Наконец, обломав пару-тройку хиленьких спичек, Миша Кралечкин закурил третью по счёту папиросу из смятой пачки «Беломорканала». Когда папа закуривал папиросы, он сначала шумно продувал мундштук, стряхивал крошки махорки, постукивал о тыльную сторону ладони. В устье большого и указательного пальца левой руки читалась татуировка И.В.С. «Папа, не смотри на меня», – буркнул сердито Кралечкин, чувствуя в низине живота тёмную, тягучую, молочно-кисельную благодать, как бывало в детстве, когда папа замахнулся однажды на него широким кожаным ремнём. Мальчик часто капризничал, как заводная игрушка, исходил рёвом. Он блеял, не в силах остановиться. Его заговаривали, на спине у него катали яйца, чтобы изгнать из него хворь, нечисть, блажь. Мишу называли «заговоренным мальчиком».
От перекошенных отцовских губ, с которых слетали невразумительные фонемы, гениталии у маленького Миши сжимались желторотым воробышком и начинали ворковать свою непотребную стыдливую песню, похожую на жужжание мухи за двойной рамой в деревенском доме. «Не бей ребёнка, ирод! – вскрикивала мама, сделав ужасные глаза трагической греческой маски. – Это не педагогично всё-таки! Макаренко не велит обижать детей малых да сирых! Юродивым станет! Не снести позора!»
Она прижимала голову сына к мягкому животу.

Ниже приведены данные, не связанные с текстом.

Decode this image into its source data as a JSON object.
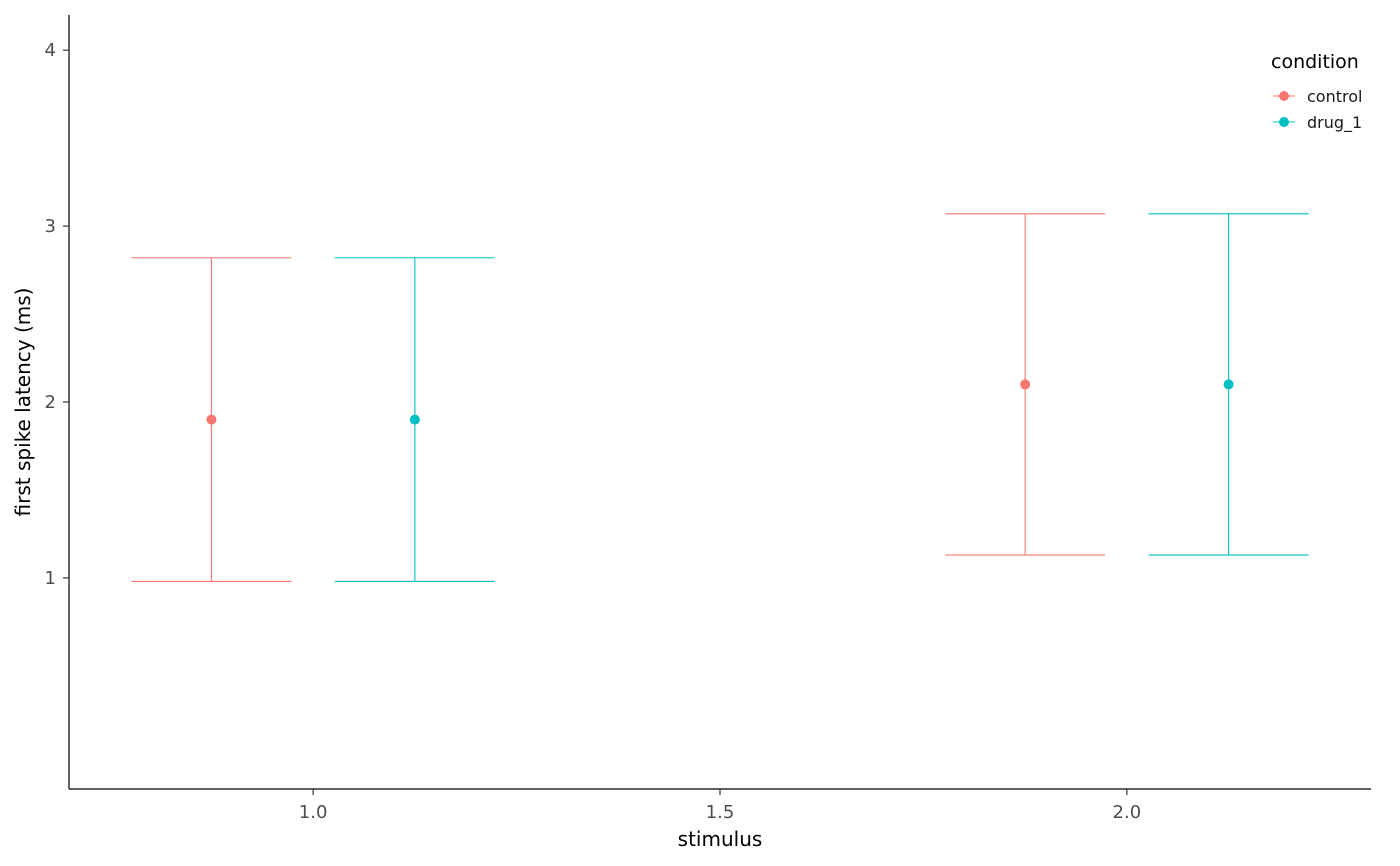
{
  "chart_data": {
    "type": "errorbar",
    "xlabel": "stimulus",
    "ylabel": "first spike latency (ms)",
    "xlim": [
      0.7,
      2.3
    ],
    "ylim": [
      -0.2,
      4.2
    ],
    "x_ticks": [
      "1.0",
      "1.5",
      "2.0"
    ],
    "x_tick_values": [
      1.0,
      1.5,
      2.0
    ],
    "y_ticks": [
      "1",
      "2",
      "3",
      "4"
    ],
    "y_tick_values": [
      1,
      2,
      3,
      4
    ],
    "grid": false,
    "legend": {
      "title": "condition",
      "position": "top-right"
    },
    "series": [
      {
        "name": "control",
        "color": "#F8766D",
        "points": [
          {
            "x": 0.875,
            "y": 1.9,
            "ymin": 0.98,
            "ymax": 2.82
          },
          {
            "x": 1.875,
            "y": 2.1,
            "ymin": 1.13,
            "ymax": 3.07
          }
        ]
      },
      {
        "name": "drug_1",
        "color": "#00BFC4",
        "points": [
          {
            "x": 1.125,
            "y": 1.9,
            "ymin": 0.98,
            "ymax": 2.82
          },
          {
            "x": 2.125,
            "y": 2.1,
            "ymin": 1.13,
            "ymax": 3.07
          }
        ]
      }
    ]
  }
}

Мальчик обхватил мамину теплую толстую ногу всем своими липкими от шоколада ручонками. Сколько раз она наказывала, не прятать шоколадку в кармане! Если б кто-нибудь придумал такой экран тишины, который оградил бы его от голосов из пятого угла. Заткнуть уши… Шуршала извёстка под лапами шестиногих. Сгиньте, чары! Из страхов, как воображаемых, так и реальных, рождался косматый мир испуганного мальчика. «Не бей ребёнка, это задерживает его развитие, испортит его характер», – сурово наказывал советский ободранный собаками плакат на бетонной стене в прихожей его петербургской квартиры на Гражданке, оставшейся в наследство от родителей.